Minimalistic design had its moment. The all-white kitchens, the neutral tones, the symmetrical home decor—they’re seeing their way out. Bright, joyful colors are back. The trend is opening the door for bold touches maximalists crave, but that doesn’t mean muted shades have to be sacrificed in favor of bold patterns. In this day and age of home design, you can have your pick.
Case in point: the newest collection by Tulusa, a four-year-old, Alexandria-based textile studio owned by Sue Henry. The local artist is known best for her block printing, a technique for printing images and patterns onto textiles, walls and other home products. Henry designs and carves her own blocks of various shapes, like feathers, flowers and animals, and then presses them onto linen using paint to create patterns on her products.
Tulusa’s summer line of pillows and tableware, which includes table runners, cocktails napkins and tea towels, satisfies both minimalist and maximalist buyers, offering ombre items and polka dots for those who want a little less; bold block prints of repeated patterns for those who want more; and products with designs that land somewhere in between.
“Color is in big time; the rainbow is back,” Henry says. “People are using it in their homes a lot more. Trends ebb and flow. People get tired of one thing and they move to another. I don’t know what the rhyme or reason is of it, but I’m happy it’s happened because I’ve always used color.”
Minimalists looking to add a pop of color to their homes will delight in the ombre shades and polka-dot patterns Tulusa offers. Find pillows and tea towels dipped in shades that fade from top to bottom, or go for a design that only features one or a few block prints.
“They’re just all about color. I wanted something that would complement the [maximalist prints] and complement the original blocks that I’ve done for years,” says Henry. “I wanted people to be able to go to a store, buy three things at one time and get the whole look.”
The summer collection’s products feature a multitude of new colors, all handcrafted by Henry, including hues in pink, coral, mango, lime, blue, lavender, mocha, black and Champagne. “All the colors are my own hand mix,” she says. “Nothing comes straight out of a bottle, and every season the colors change.
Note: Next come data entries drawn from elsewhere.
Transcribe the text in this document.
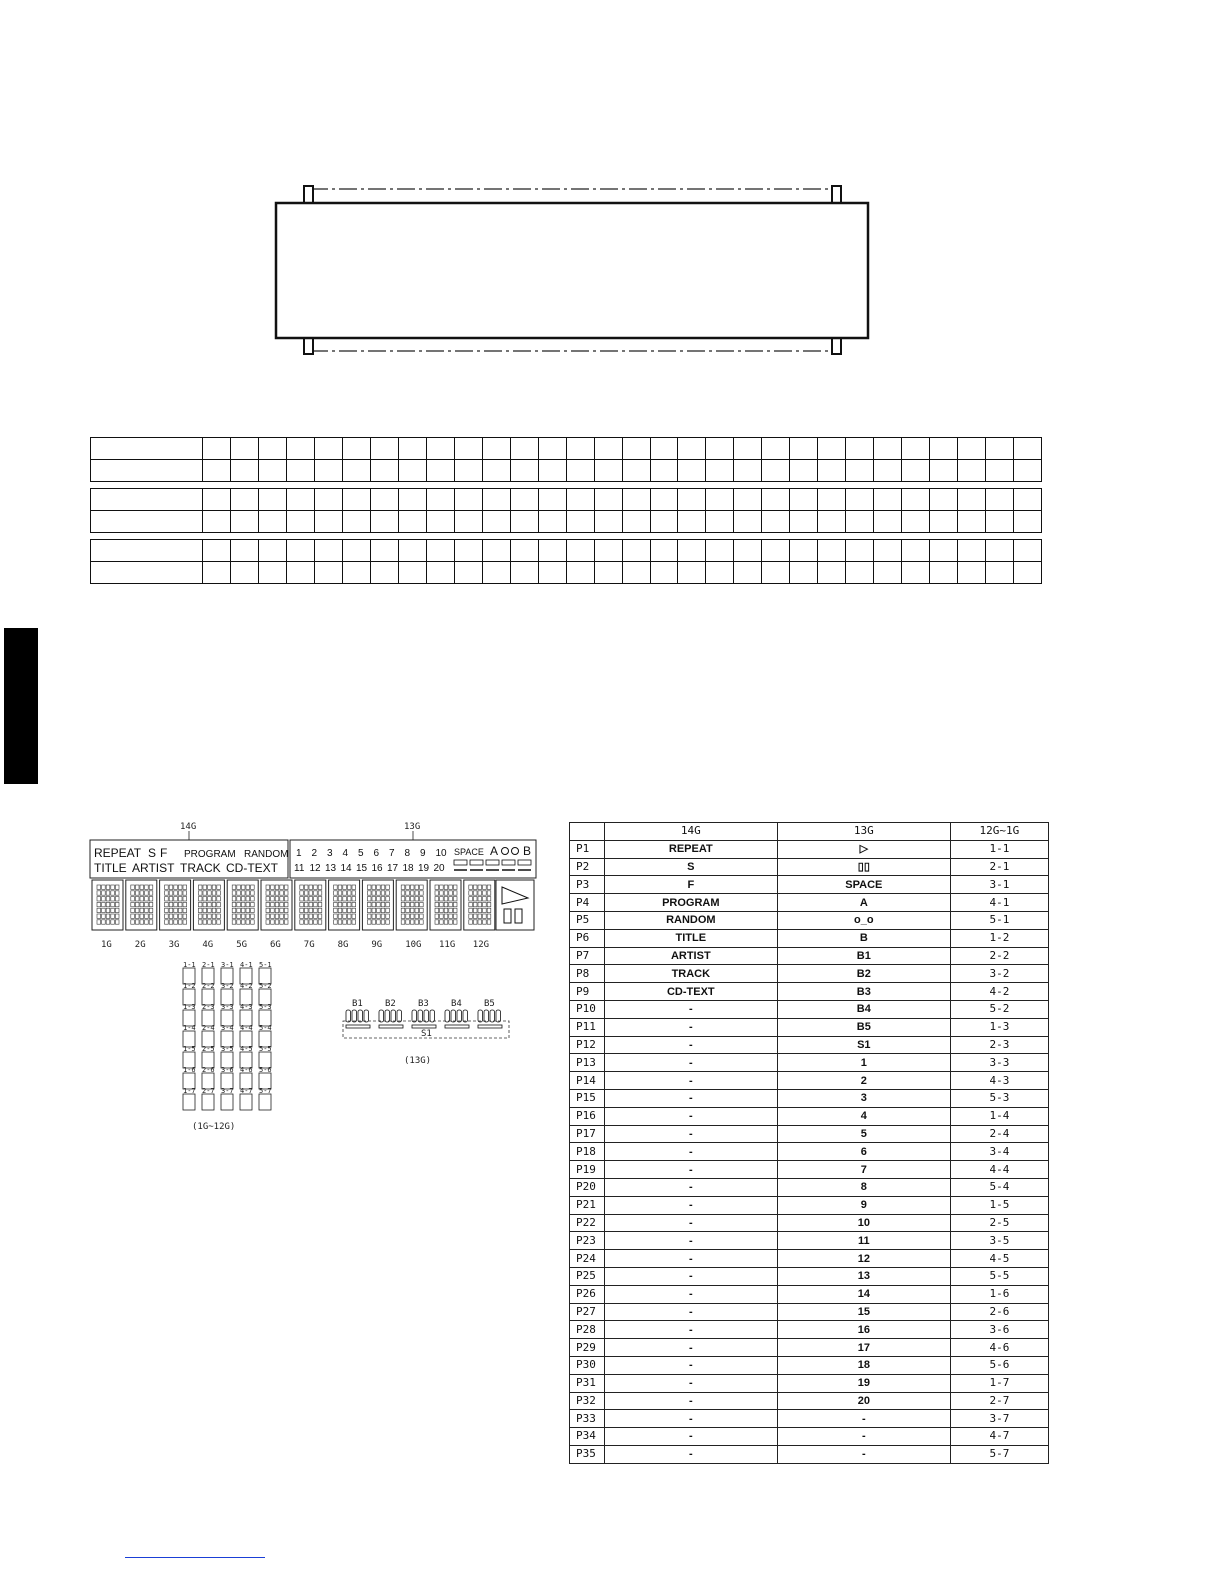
14G	13G
REPEAT S F PROGRAM RANDOM
TITLE ARTIST TRACK CD-TEXT
1 2 3 4 5 6 7 8 9 10
11 12 13 14 15 16 17 18 19 20
SPACE A B
1G	2G	3G	4G	5G	6G	7G	8G	9G	10G 11G 12G
1-1 2-1 3-1 4-1 5-1
1-2 2-2 3-2 4-2 5-2
1-3 2-3 3-3 4-3 5-3
1-4 2-4 3-4 4-4 5-4
1-5 2-5 3-5 4-5 5-5
1-6 2-6 3-6 4-6 5-6
1-7 2-7 3-7 4-7 5-7
(1G~12G)
B1 B2 B3 B4 B5
S1
(13G)
	14G	13G	12G~1G
P1	REPEAT	▷	1-1
P2	S	▯▯	2-1
P3	F	SPACE	3-1
P4	PROGRAM	A	4-1
P5	RANDOM	o_o	5-1
P6	TITLE	B	1-2
P7	ARTIST	B1	2-2
P8	TRACK	B2	3-2
P9	CD-TEXT	B3	4-2
P10	-	B4	5-2
P11	-	B5	1-3
P12	-	S1	2-3
P13	-	1	3-3
P14	-	2	4-3
P15	-	3	5-3
P16	-	4	1-4
P17	-	5	2-4
P18	-	6	3-4
P19	-	7	4-4
P20	-	8	5-4
P21	-	9	1-5
P22	-	10	2-5
P23	-	11	3-5
P24	-	12	4-5
P25	-	13	5-5
P26	-	14	1-6
P27	-	15	2-6
P28	-	16	3-6
P29	-	17	4-6
P30	-	18	5-6
P31	-	19	1-7
P32	-	20	2-7
P33	-	-	3-7
P34	-	-	4-7
P35	-	-	5-7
Some have stayed throughout, but often they’ll change. Spring and summer are one set of colors, and I’ll switch it up in the fall.”
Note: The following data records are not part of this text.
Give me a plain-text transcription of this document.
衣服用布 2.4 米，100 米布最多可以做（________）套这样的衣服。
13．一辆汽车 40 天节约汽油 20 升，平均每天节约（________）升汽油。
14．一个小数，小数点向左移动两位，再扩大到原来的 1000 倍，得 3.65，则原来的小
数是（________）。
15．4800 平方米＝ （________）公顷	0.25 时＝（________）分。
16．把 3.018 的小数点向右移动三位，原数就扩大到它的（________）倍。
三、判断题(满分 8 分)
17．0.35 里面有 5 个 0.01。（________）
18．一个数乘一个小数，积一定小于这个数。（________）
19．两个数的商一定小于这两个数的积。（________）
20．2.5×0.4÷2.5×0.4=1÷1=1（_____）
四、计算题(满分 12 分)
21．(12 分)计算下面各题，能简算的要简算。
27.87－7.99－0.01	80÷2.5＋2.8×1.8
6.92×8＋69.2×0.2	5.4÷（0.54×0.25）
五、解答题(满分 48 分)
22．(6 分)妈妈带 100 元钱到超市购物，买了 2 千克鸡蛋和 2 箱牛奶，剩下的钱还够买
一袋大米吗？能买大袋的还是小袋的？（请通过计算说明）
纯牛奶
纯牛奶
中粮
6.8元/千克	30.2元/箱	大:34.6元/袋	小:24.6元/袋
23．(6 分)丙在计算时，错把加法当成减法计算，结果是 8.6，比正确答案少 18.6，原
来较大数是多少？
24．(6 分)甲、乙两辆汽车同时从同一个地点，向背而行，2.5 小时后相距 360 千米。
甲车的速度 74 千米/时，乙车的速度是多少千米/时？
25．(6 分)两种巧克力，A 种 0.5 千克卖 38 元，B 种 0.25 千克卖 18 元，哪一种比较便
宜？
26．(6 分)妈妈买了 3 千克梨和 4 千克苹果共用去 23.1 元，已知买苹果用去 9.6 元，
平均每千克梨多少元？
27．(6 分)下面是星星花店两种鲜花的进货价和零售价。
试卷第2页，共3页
The range of shades available allow for a spectrum of choices: Go as subtle or as daring as you wish. “If you have an all-white space, I think that adding pops of colors is so great,” Henry says. “Even if it’s a minimalist space, there are products that add pure color, and it’s a nice look.”
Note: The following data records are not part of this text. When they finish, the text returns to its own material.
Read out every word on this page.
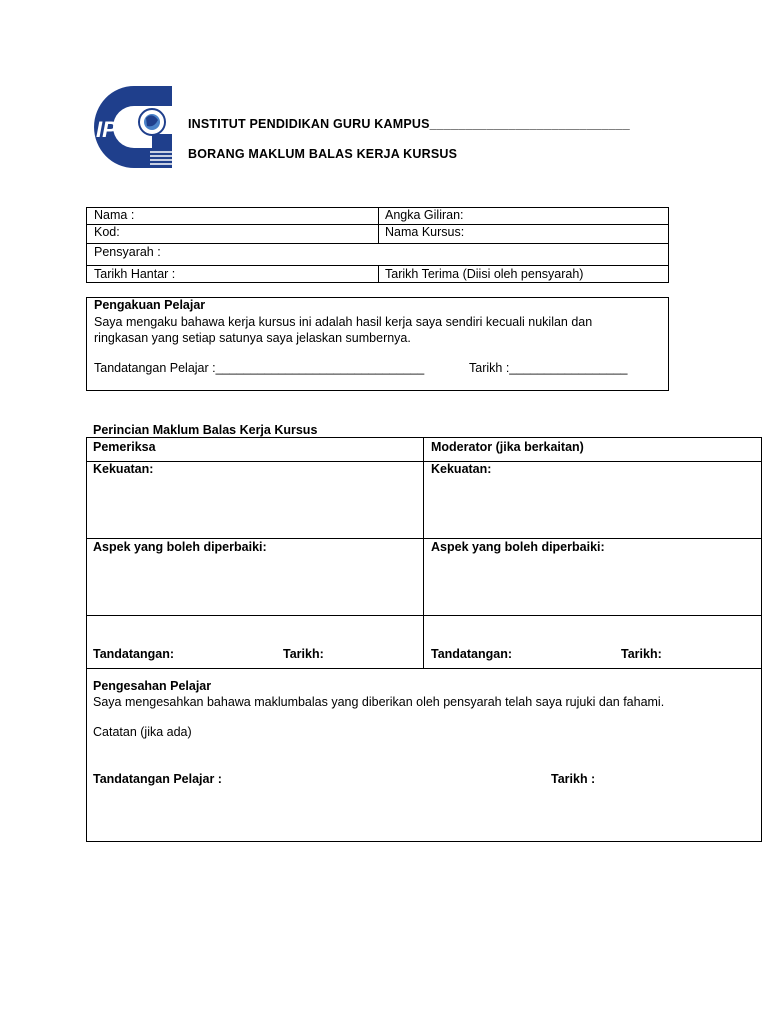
IPG	INSTITUT PENDIDIKAN GURU KAMPUS____________________________
BORANG MAKLUM BALAS KERJA KURSUS
Nama :	Angka Giliran:
Kod:	Nama Kursus:
Pensyarah :
Tarikh Hantar :	Tarikh Terima (Diisi oleh pensyarah)
Pengakuan Pelajar
Saya mengaku bahawa kerja kursus ini adalah hasil kerja saya sendiri kecuali nukilan dan
ringkasan yang setiap satunya saya jelaskan sumbernya.
Tandatangan Pelajar :______________________________	Tarikh :_________________
Perincian Maklum Balas Kerja Kursus
Pemeriksa	Moderator (jika berkaitan)
Kekuatan:	Kekuatan:
Aspek yang boleh diperbaiki:	Aspek yang boleh diperbaiki:
Tandatangan:	Tarikh:	Tandatangan:	Tarikh:
Pengesahan Pelajar
Saya mengesahkan bahawa maklumbalas yang diberikan oleh pensyarah telah saya rujuki dan fahami.
Catatan (jika ada)
Tandatangan Pelajar :	Tarikh :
On the other end of the spectrum, the maximalist factor is best seen in Tulusa’s patterns that have multiple, repeated block prints on them. Take, for example, her Chimera patterns, one of which features block prints with “Henry the Tiger,” a beloved symbol from the brand, peeking out in between the patterns.
“A chimera is a blend of two different animals,” says Henry. “It’s like a lion’s body and another animal’s head, but it also means an imaginary world. The animals have come around in the last year or so. I do quite a few of them. I have a whole line of tigers, zebras and six other animals. I’d definitely say it’s that maximalist kind of style.”
Adding to the originality of the collection, each piece ends up being a little different from the last, creating an original product every time. “Every single one is different. I don’t put the blocks in the same place as I work across the fabric,” Henry says.
Fans can find Tulusa items on the brand’s website and locally at Henry’s home studio (by appointment only), as well as at Alexandria home goods stores Red Barn Mercantile and Boxwood.
“I love what I do. I feel very lucky to be able to make art and make products that people enjoy and get to evolve as an artist. It’s special to be able to do that. I feel well supported.”